The hormonal fug of matrescence didn’t help matters, and nor did postnatal anxiety. One day, around weaning time, I burst into tears because he told me she’d tasted a smear of avocado during a group lunch.

‘I – hegghh – wanted to see her eat – hegghhh – avocado for the first time!’ I sobbed, while he apologised without really understanding what for. ‘I just hate that I can’t be there for everything.’

‘I know,’ I added, before he could say it. ‘This is what dads have had to deal with for decades.’

But despite the struggles, that alternate perspective was one of the greatest things we both gained. Taking time away from my newborn helped shore up my sense of identity, but it also made me so much more appreciative of all the time that I did spend with her; so much more heartbroken for all the parents who don’t get that experience; so much angrier with a system that makes Shared Parental Leave a non-choice for so many couples. I wish more UK fathers would take SPL, to normalise the choice and prove the demand – but I fully understand why they don’t.

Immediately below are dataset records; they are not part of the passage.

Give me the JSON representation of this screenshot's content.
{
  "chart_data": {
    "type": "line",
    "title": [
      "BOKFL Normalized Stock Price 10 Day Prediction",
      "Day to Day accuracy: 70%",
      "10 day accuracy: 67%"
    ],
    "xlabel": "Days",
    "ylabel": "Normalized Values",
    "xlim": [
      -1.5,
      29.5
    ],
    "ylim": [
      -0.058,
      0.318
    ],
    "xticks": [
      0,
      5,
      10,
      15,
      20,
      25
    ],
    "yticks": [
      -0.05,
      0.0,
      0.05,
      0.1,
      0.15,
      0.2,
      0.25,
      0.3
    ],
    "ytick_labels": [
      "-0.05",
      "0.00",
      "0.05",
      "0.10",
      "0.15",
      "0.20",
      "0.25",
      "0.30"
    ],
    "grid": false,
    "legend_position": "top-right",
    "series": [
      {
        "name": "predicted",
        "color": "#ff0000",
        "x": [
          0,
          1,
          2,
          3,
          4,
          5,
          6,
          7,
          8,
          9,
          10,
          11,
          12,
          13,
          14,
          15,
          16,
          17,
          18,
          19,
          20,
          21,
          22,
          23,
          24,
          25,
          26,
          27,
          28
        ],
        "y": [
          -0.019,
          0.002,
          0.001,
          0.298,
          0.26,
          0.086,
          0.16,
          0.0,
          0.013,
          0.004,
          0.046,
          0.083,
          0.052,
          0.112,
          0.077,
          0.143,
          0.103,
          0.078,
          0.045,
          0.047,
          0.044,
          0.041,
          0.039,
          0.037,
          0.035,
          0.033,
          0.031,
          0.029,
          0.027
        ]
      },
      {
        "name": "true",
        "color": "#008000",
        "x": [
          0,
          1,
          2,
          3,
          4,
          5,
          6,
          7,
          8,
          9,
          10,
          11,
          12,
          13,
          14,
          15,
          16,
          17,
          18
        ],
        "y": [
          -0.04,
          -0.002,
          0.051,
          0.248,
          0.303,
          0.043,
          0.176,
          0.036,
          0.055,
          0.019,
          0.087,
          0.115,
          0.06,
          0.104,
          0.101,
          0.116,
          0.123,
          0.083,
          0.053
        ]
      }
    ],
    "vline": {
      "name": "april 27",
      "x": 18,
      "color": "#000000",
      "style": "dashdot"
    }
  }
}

‘The scheme is fundamentally flawed,’ writes Joeli Brearley of Pregnant Then Screwed. ‘It is not shared parental leave at all, it is shared maternity leave. It requires a mother to give away a portion of her leave to her partner and understandably most mothers don’t want to do that. But also, in the majority of families where there is a mother and a father, the man earns the most, so removing his income and replacing it with just £172.48 statutory pay a week would have disastrous consequences for the whole family.’

I don’t think we’ll ever regret investing in that time together. Now the fog of the first year has lifted, my overriding memories aren’t of working – they’re of the daft songs we made up for nappy changes, our ritual of eating lunch in front of Richard Osman’s House of Games every day, or turning my key in the door to hear the two of them giggling upstairs. ‘It was a once-in-a-lifetime experience,’ says Matt. But he means that literally, because unless the law changes, we won’t be able to afford to do it again.

If we’re lucky enough to have another baby, I certainly won’t be going back to work at eight weeks postpartum. Most likely we’d split the leave in a more conventional way, taking a few months each in turns, and I hope I’d also be far more chill about stepping away and letting him parent the second time round. Whatever the situation, I’d like to think the foundations we laid last year would be strong enough to see us through and keep things equal(ish).

But then, kids rarely get the memo. For full transparency, our now-toddler is going through a serious ‘only mummy will do’ phase at bedtimes – which stings doubly hard for her dad, the feminist hero.

‘Please love,’ I coo, as her screams for me subside. ‘This isn’t very Scandinavian.’